Eldoris’ eyes narrowed, her gaze fixating on my face. “You said ‘all of you’.’ Not ‘all of us’.”
“Glad you caught that. It’ll save us some time. Where’s Arroyo right now?” Shoving my sleeves further up my arms, I craned my neck in one direction and then the other to pop it.
Twisting her hair into puffy top-knot, Eldoris’ jaw tensed. “She’s in her trailer supposedly resting right now. But she’s been looking for Bahari all day. Basically every hour on the hour. Lucky for us, her attentions seem to wave rather easily when she gets even remotely bored. I guess if you’re going to have an evil nemesis you want one that lacks ambition and needs frequent naps.”
“Fantastic,” despite that bold exclamation, my heart pounded against my rib cage. But I couldn’t let them see that, not if I wanted them out of here. “Everyone is in here for hair and makeup right now, how long does this painful monotony stretch on for?”
“She would never fit in here,” one of the beauty queens snarked as she curled her eyelashes.
Eldoris dragged her tongue over her teeth, her stare shifting to the digital clock on the vanity counter. “The girls’ … ahem … rituals usually take at the very least another hour.”
“So, no one will really expect to see them before then?”
“Not without some sort of major wardrobe catastrophe,” Eloris’s brows lifted, her mind visibly ticking back to each occurrence. “It’s, at the very least, a weekly occurrence.”
“Out of curiosity, how long have they been at it so far? What kind of total prep time are we talking?” I didn’t actually need this information. I was just curious.
Clucking her tongue against the roof of her mouth, Eldrois rolled her eyes. “The
y’ve been been here for an hour and a half so far.”
Choking on a gasp, I spun on every one of the primping beauties in utter shock. “Seriously, ladies? Life is short, and I’m a friggin’ necromancer! Scale it down by—oh, I don’t know—like, a half-hour?” Realizing I was spiraling off track, I battled my way back to a place of Zen. “I parked the Lincoln right behind this trailer. Take the girls out, discreetly as you can, and pile them in. I don’t care if you have to stack them three high, get them in the car and get the hell out of here. You drive, and keep driving, until you hear from me. You got it?”
Uneasy glances flicked between the pageanters, the magnitude of what I was saying crackling through the air in a palpable dread.
“Arroyo took your phone, how will you …” Eldoris let her question trail off, her eyes widening as she fit the piece together.
“I’m going to go get it back,” I simply stated.
Alarm swinging her jaw slack, Joan pushed off the vanity counter she had been leaning against. “She’ll kill you! Offensive purposely intended when I say she will kill you. That’s not a threat but the absolute truth.”
“Is that fear I detect in your tone,” I forced a half-smile I was in no way feeling. “And here I thought you didn’t like me.”
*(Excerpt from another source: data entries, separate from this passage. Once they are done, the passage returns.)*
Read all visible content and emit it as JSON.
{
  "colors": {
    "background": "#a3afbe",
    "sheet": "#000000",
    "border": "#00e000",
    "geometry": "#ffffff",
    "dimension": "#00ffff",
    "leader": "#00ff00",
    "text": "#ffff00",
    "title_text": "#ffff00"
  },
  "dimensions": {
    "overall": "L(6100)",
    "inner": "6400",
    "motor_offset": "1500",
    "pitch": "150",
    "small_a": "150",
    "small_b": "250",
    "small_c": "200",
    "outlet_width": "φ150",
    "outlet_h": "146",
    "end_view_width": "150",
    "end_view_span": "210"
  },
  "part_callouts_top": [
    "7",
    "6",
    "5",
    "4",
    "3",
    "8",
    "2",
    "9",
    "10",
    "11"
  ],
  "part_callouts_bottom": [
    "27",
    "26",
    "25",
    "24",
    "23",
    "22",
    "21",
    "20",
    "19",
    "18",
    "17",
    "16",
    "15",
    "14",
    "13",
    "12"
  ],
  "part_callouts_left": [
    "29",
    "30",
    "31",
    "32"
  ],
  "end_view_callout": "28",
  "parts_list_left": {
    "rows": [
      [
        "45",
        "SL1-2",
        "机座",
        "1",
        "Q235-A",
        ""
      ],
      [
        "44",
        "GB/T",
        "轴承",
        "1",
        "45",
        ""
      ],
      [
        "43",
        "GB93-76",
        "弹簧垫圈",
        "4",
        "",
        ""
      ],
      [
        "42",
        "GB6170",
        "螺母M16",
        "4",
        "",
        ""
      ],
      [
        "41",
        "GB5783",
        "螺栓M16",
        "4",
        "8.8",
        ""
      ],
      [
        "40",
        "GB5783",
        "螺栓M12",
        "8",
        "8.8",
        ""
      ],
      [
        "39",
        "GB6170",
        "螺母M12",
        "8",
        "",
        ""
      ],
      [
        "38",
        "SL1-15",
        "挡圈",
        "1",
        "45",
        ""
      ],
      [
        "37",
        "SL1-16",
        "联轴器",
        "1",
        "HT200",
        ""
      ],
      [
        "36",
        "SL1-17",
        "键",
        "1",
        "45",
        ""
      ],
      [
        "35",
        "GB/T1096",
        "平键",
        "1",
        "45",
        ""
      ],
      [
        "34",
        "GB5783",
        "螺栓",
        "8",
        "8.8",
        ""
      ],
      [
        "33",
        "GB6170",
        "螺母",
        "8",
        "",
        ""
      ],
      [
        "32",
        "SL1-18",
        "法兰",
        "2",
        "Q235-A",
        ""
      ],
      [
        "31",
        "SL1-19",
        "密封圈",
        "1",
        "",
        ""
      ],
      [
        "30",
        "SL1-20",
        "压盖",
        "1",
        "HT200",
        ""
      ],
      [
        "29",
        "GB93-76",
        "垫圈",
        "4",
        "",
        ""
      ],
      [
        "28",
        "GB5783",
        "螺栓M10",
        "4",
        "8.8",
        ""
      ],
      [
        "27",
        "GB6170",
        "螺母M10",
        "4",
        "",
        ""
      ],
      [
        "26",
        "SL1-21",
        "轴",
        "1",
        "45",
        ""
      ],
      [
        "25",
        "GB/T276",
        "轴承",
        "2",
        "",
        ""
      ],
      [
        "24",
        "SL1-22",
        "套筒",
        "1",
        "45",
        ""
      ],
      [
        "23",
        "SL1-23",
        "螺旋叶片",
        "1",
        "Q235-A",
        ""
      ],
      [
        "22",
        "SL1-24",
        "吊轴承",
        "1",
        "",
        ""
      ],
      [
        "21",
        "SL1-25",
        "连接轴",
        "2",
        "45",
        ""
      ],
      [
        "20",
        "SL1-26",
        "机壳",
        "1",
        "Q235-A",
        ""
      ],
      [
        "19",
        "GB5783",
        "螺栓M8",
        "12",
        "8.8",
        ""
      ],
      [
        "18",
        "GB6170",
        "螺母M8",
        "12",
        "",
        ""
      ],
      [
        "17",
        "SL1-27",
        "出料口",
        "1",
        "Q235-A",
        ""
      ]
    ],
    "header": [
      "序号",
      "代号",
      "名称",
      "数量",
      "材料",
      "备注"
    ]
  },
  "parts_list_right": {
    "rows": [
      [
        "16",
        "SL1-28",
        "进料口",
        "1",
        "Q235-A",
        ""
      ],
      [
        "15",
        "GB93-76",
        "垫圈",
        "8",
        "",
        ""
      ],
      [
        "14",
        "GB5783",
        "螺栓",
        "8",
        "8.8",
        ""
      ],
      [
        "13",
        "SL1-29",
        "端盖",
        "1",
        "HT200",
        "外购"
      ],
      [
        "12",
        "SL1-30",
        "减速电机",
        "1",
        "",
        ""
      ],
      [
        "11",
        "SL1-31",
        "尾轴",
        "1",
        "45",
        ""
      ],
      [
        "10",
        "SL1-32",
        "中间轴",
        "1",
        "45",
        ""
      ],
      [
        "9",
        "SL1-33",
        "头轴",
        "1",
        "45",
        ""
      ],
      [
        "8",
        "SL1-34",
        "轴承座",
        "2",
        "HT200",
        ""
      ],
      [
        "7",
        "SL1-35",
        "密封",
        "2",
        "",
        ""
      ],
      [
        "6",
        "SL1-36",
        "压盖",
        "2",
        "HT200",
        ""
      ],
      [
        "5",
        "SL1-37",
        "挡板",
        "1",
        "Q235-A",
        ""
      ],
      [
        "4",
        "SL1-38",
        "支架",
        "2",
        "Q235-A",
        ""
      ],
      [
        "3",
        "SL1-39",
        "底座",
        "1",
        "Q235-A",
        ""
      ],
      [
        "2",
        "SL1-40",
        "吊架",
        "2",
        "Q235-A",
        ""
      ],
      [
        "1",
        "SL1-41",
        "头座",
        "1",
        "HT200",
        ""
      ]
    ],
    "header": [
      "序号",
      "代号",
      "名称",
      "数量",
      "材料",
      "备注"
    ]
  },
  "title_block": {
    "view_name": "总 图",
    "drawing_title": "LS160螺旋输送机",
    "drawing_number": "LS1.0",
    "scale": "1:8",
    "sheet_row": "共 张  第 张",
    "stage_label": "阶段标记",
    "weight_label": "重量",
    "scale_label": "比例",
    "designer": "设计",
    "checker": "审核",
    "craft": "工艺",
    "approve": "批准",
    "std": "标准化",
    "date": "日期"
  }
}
“I don’t like you!” She exploded, throwing her hands out wide before letting them fall to her sides with a slap. “I think you’re infuriating indifference to masochistic men is maddening! But I respect all of my fellow goddesses of femininity enough not to want to watch you throw yourself into a kamikaze mission!”
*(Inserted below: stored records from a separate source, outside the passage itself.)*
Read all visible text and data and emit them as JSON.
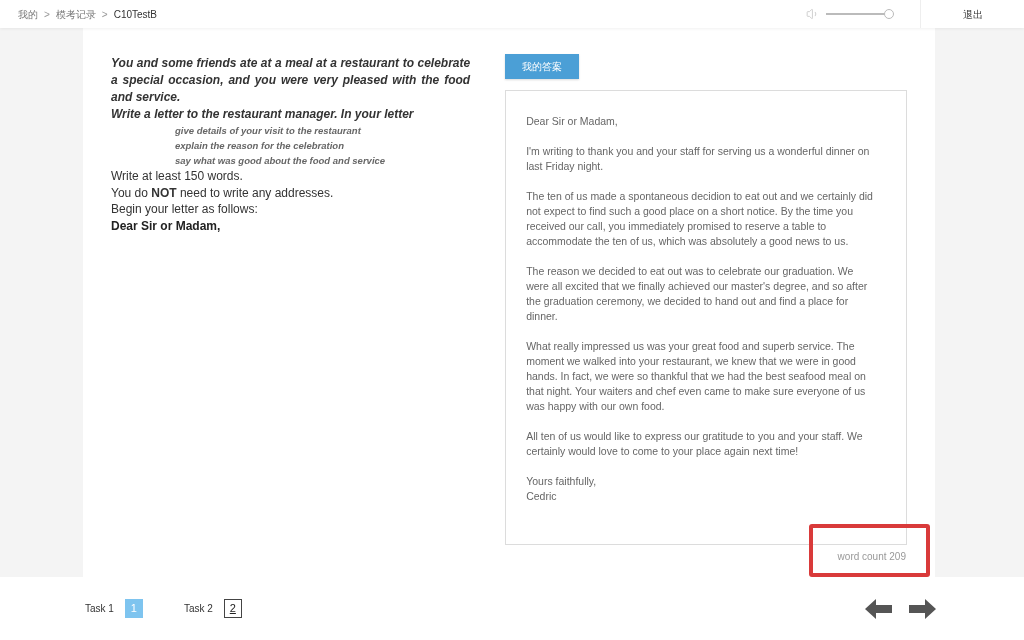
{
  "breadcrumb": [
    {
      "kind": "link",
      "label": "我的"
    },
    {
      "kind": "separator",
      "label": ">"
    },
    {
      "kind": "link",
      "label": "模考记录"
    },
    {
      "kind": "separator",
      "label": ">"
    },
    {
      "kind": "current",
      "label": "C10TestB"
    }
  ],
  "volume": {
    "level": 0.95
  },
  "exit_button": "退出",
  "prompt": {
    "paragraphs": [
      "You and some friends ate at a meal at a restaurant to celebrate a special occasion, and you were very pleased with the food and service.",
      "Write a letter to the restaurant manager. In your letter"
    ],
    "bullets": [
      "give details of your visit to the restaurant",
      "explain the reason for the celebration",
      "say what was good about the food and service"
    ],
    "instructions": [
      {
        "kind": "plain",
        "text": "Write at least 150 words."
      },
      {
        "kind": "plain",
        "text": "You do **NOT** need to write any addresses."
      },
      {
        "kind": "plain",
        "text": "Begin your letter as follows:"
      },
      {
        "kind": "emphasis",
        "text": "Dear Sir or Madam,"
      }
    ]
  },
  "answer": {
    "tab": {
      "label": "我的答案",
      "selected": true
    },
    "paragraphs": [
      "Dear Sir or Madam,",
      "I'm writing to thank you and your staff for serving us a wonderful dinner on last Friday night.",
      "The ten of us made a spontaneous decidion to eat out and we certainly did not expect to find such a good place on a short notice. By the time you received our call, you immediately promised to reserve a table to accommodate the ten of us, which was absolutely a good news to us.",
      "The reason we decided to eat out was to celebrate our graduation. We were all excited that we finally achieved our master's degree, and so after the graduation ceremony, we decided to hand out and find a place for dinner.",
      "What really impressed us was your great food and superb service. The moment we walked into your restaurant, we knew that we were in good hands. In fact, we were so thankful that we had the best seafood meal on that night. Your waiters and chef even came to make sure everyone of us was happy with our own food.",
      "All ten of us would like to express our gratitude to you and your staff. We certainly would love to come to your place again next time!"
    ],
    "closing": [
      "Yours faithfully,",
      "Cedric"
    ],
    "word_count": {
      "text": "word count 209",
      "highlighted": true
    }
  },
  "tasks": [
    {
      "label": "Task 1",
      "number": "1",
      "selected": true
    },
    {
      "label": "Task 2",
      "number": "2",
      "selected": false
    }
  ]
}
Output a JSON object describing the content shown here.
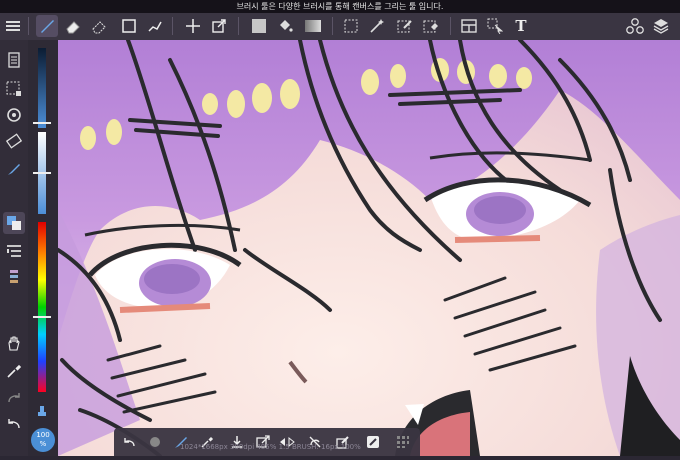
{
  "status": {
    "hint": "브러시 툴은 다양한 브러시를 통해 캔버스를 그리는 툴 입니다."
  },
  "toolbar": {
    "text_tool_glyph": "T"
  },
  "canvas_info": {
    "text": "1024*1668px 300dpi 485% 1.5 BRUSH: 16px 100%"
  },
  "zoom": {
    "value": "100",
    "unit": "%"
  },
  "colors": {
    "accent": "#4b8fd6",
    "toolbar_bg": "#3a3542",
    "sidebar_bg": "#322d39"
  },
  "icons": [
    "menu-icon",
    "brush-icon",
    "eraser-icon",
    "blur-icon",
    "rectangle-icon",
    "line-icon",
    "move-icon",
    "transform-icon",
    "fill-color-icon",
    "bucket-icon",
    "gradient-icon",
    "select-rect-icon",
    "magic-wand-icon",
    "select-pen-icon",
    "select-eraser-icon",
    "canvas-icon",
    "select-move-icon",
    "text-icon",
    "materials-icon",
    "layers-icon"
  ]
}
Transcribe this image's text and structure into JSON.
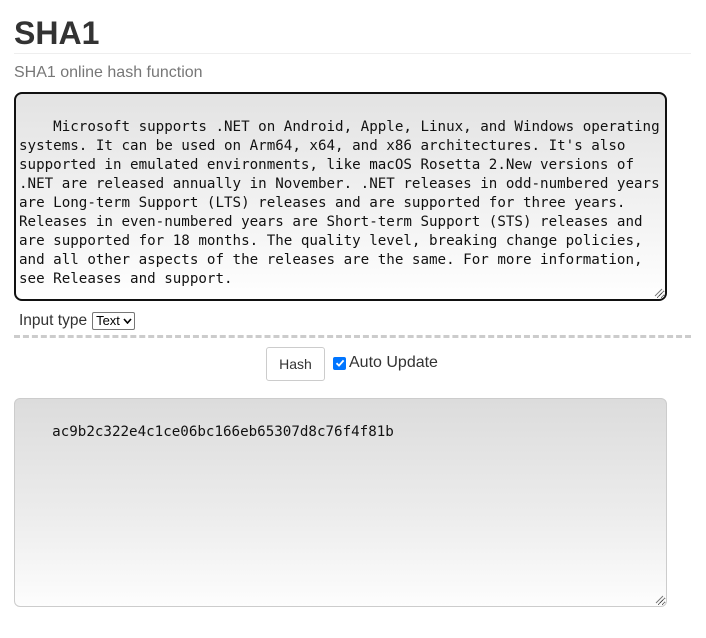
{
  "header": {
    "title": "SHA1",
    "subtitle": "SHA1 online hash function"
  },
  "input": {
    "text": "Microsoft supports .NET on Android, Apple, Linux, and Windows operating systems. It can be used on Arm64, x64, and x86 architectures. It's also supported in emulated environments, like macOS Rosetta 2.New versions of .NET are released annually in November. .NET releases in odd-numbered years are Long-term Support (LTS) releases and are supported for three years. Releases in even-numbered years are Short-term Support (STS) releases and are supported for 18 months. The quality level, breaking change policies, and all other aspects of the releases are the same. For more information, see Releases and support."
  },
  "input_type": {
    "label": "Input type",
    "selected": "Text"
  },
  "controls": {
    "hash_label": "Hash",
    "auto_update_label": "Auto Update",
    "auto_update_checked": true
  },
  "output": {
    "text": "ac9b2c322e4c1ce06bc166eb65307d8c76f4f81b"
  },
  "colors": {
    "checkbox_accent": "#0075ff",
    "title": "#333333",
    "subtitle": "#777777"
  }
}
My face was a question mark. “Thank you?” Even then I wasn’t sure that was the correct response to what really sounded like an insult.
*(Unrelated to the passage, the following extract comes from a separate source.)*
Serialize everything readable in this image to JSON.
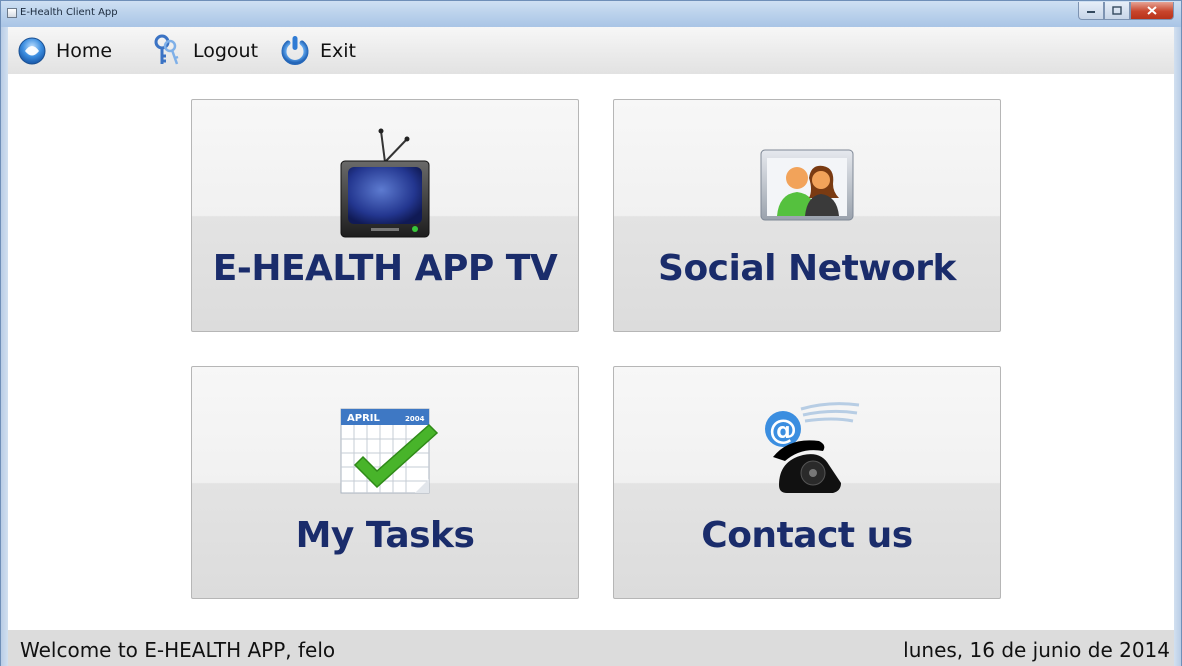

Snatching the keys to the Lincoln off the counter where I dropped them, Elrdois weighed them in her palm. “She’s right, Octavia. This isn’t your fight.” Arm outstretched, she offered me the keys. “You should be the one to get the girls out, while I face off against her. This isn’t your fight. Your might have siren blood mingled in your veins, but you are knew to our customs and ways of life. Your,” she paused, the corners of her mouth sinking into an compassionate frown, “… not one of us.”